Cargill, which now joins an increasingly long list of meatpackers battered by food-safety mistakes, sharply expanded its US recall of ground beef potentially tainted with E. coli bacteria to 2.8 million pounds, the Wall Street Journal reported today.
The Agriculture Department, which has recently come under pressure from Congress to crack down on meat sanitation, also took the unusual step of indirectly forcing the closely held commodity-processing company to temporarily close the Milwaukee hamburger plant linked to 57 cases of food poisoning in several Midwestern states.
According to the report the department suspended its inspection operations at the plant, which is part of the Emmpak Foods business acquired by Cargill in August 2001. By federal law, only federally inspected meat can cross state lines.

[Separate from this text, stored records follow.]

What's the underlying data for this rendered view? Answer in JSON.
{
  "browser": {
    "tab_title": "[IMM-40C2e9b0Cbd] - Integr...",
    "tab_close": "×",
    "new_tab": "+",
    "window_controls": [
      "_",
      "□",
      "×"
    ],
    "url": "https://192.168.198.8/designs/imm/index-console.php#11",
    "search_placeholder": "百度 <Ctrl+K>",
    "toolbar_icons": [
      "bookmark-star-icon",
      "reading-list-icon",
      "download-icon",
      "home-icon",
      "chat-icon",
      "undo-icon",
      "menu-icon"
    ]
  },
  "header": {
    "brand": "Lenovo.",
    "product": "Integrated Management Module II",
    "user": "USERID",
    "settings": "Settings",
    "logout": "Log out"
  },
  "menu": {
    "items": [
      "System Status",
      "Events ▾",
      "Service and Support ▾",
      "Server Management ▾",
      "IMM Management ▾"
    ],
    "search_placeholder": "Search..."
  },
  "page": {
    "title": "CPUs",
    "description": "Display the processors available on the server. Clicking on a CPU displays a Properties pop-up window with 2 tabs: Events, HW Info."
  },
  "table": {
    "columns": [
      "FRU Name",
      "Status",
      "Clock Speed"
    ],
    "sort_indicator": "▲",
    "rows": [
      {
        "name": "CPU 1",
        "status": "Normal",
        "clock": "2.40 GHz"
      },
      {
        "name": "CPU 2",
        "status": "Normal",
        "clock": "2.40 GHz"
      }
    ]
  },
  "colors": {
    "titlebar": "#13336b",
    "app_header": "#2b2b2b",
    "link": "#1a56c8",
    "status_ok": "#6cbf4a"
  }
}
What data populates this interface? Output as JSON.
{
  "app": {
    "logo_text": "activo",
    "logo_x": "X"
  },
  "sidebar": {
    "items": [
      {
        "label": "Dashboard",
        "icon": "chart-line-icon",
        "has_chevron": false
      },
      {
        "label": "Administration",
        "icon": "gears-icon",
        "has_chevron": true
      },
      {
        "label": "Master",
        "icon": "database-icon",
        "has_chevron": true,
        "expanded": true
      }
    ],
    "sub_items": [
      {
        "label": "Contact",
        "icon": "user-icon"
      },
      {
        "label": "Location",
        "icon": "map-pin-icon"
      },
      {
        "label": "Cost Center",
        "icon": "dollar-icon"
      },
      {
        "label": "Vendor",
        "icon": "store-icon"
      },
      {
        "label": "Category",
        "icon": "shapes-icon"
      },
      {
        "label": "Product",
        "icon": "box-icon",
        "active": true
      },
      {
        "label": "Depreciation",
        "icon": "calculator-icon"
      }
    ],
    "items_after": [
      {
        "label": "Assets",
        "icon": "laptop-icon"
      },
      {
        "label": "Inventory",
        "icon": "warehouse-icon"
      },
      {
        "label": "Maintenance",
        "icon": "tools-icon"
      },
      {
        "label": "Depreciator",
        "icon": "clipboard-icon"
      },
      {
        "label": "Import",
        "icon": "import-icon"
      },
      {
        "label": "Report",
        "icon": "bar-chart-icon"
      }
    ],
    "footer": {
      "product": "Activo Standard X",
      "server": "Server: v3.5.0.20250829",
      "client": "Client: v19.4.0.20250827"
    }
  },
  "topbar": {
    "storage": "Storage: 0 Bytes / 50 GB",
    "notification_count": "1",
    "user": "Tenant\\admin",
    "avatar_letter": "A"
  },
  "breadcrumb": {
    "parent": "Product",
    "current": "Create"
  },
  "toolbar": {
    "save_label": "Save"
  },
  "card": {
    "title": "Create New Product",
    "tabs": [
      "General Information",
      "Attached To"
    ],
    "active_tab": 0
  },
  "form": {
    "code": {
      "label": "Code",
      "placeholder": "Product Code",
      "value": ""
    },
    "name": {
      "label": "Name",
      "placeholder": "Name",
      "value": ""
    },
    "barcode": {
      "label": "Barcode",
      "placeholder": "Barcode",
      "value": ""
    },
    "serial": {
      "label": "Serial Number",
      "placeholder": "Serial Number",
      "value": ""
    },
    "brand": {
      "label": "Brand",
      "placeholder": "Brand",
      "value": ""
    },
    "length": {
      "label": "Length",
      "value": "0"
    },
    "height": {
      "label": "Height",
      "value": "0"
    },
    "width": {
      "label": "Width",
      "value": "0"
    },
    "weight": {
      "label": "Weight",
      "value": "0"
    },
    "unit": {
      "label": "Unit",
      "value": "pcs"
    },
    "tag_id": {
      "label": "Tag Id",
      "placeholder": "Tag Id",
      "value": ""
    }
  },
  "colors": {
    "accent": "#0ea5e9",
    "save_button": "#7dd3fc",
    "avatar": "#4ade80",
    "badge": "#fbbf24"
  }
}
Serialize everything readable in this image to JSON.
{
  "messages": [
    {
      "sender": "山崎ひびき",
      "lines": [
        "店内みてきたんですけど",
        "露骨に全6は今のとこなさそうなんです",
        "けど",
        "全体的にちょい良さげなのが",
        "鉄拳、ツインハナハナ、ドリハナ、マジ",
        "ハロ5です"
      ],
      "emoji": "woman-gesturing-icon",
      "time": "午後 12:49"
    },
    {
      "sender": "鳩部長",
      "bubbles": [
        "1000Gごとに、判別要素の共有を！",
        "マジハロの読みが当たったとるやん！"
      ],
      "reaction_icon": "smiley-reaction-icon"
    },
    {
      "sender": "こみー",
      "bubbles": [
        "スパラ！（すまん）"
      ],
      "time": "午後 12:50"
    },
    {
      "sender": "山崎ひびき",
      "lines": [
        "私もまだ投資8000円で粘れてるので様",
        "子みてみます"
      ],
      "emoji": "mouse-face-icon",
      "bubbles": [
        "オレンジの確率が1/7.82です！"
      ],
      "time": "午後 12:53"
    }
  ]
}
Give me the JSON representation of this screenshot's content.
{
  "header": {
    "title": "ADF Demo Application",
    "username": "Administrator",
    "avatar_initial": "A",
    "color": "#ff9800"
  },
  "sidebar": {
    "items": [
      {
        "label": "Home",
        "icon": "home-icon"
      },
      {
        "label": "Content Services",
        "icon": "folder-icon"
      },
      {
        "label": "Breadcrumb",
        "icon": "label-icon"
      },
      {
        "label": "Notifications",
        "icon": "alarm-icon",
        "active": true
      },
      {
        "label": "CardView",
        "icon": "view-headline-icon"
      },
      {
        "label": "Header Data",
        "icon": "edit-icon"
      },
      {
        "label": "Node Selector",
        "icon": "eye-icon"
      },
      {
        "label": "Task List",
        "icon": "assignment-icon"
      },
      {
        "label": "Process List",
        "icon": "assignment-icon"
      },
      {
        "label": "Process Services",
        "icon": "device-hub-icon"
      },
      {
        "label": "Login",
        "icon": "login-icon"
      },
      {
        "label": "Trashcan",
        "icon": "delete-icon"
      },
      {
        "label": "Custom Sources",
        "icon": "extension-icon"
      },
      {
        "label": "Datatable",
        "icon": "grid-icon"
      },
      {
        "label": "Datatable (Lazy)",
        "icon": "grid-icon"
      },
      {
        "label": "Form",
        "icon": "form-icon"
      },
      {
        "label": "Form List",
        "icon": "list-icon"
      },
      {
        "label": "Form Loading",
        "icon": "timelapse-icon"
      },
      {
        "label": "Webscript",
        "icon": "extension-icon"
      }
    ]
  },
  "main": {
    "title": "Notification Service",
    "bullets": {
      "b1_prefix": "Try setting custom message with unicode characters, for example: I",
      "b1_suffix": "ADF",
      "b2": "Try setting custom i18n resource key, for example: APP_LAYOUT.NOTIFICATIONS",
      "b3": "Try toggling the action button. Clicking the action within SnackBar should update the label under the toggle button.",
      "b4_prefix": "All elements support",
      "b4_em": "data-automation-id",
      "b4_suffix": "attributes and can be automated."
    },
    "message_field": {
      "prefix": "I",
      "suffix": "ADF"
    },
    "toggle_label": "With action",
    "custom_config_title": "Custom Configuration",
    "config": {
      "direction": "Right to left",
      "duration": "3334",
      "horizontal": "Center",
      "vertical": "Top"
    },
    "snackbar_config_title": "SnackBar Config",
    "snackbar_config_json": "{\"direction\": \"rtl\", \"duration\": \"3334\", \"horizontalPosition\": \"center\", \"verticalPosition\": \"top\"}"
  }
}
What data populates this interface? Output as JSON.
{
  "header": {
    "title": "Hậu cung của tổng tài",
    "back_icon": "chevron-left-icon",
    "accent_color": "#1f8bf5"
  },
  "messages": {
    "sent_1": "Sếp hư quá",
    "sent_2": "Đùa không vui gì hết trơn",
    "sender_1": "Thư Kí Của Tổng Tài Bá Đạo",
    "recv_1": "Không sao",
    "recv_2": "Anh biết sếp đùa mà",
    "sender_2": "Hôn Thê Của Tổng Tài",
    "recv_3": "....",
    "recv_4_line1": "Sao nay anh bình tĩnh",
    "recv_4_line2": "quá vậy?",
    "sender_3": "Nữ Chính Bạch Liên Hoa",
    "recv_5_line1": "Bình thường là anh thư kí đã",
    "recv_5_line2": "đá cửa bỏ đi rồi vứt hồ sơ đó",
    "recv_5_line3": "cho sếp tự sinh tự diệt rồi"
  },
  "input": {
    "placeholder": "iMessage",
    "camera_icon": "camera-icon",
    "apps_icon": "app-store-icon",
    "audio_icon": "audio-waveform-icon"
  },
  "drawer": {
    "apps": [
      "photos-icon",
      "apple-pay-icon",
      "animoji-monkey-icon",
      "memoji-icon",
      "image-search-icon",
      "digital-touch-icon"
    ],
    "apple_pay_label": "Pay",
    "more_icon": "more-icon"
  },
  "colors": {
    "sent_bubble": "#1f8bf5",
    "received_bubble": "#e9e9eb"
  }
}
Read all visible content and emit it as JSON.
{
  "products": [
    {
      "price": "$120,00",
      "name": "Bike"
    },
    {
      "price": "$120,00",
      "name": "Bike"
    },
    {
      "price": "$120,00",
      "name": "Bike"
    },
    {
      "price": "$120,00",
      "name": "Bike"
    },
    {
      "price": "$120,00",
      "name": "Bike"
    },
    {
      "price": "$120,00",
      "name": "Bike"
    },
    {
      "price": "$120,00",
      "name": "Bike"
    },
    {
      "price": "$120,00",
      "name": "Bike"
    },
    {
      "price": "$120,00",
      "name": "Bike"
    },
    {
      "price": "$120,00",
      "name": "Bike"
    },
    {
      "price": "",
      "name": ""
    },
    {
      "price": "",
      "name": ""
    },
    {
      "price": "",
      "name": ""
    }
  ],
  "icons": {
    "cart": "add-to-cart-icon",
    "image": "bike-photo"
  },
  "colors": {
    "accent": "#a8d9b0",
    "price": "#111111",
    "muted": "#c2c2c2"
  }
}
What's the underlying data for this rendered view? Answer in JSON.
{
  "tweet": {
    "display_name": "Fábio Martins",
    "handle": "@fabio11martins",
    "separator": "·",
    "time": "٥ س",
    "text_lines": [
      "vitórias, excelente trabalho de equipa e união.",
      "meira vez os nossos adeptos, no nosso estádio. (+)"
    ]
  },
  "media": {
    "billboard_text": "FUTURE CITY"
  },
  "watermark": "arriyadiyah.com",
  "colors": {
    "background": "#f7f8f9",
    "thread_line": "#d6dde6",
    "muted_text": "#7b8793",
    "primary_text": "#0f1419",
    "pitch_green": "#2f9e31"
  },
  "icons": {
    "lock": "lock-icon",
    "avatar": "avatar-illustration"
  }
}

Cargill spokesman Mark Klein said it is not clear when the Milwaukee plant, which employees 160 people, will be able to reopen and resume production.
Industry observers said the plant shutdown reflects Agriculture Department officials' concern that they did not get enough information from Cargill when deciding the size of the initial recall - 416,000 pounds - announced 27 September. Agency officials are also investigating whether Cargill was testing beef often enough for the pathogen. Klein claimed that Cargill officials acted properly in this particular case.
The food-poisoning outbreak was caused by O157:H7, a virulent strain of E. coli that causes bloody diarrhoea and dehydration. Contamination occurs when cattle manure, which harbours E. coli, is spilled onto meat during slaughter.
Cargill, Minneapolis, owns the nation's second-biggest beef producer, behind Tyson Foods.
As has been the case with most of the recent beef recalls, the problem is that as the product is fresh it has normally been consumed by the time the recall can be put into effect. The Cargill meat was produced in the third week of August.
It has been a difficult year for food safety. In July, an E. coli outbreak forced ConAgra Foods to recall 19 million pounds of ground beef produced by a Colorado meatpacking plant as far back as April. The extent of the recall, the second-largest of its type in US history, forced the Agriculture Department to acknowledge that E. coli contamination was a bigger problem than originally thought, and promised more pressure on meatpackers to quash the pathogen.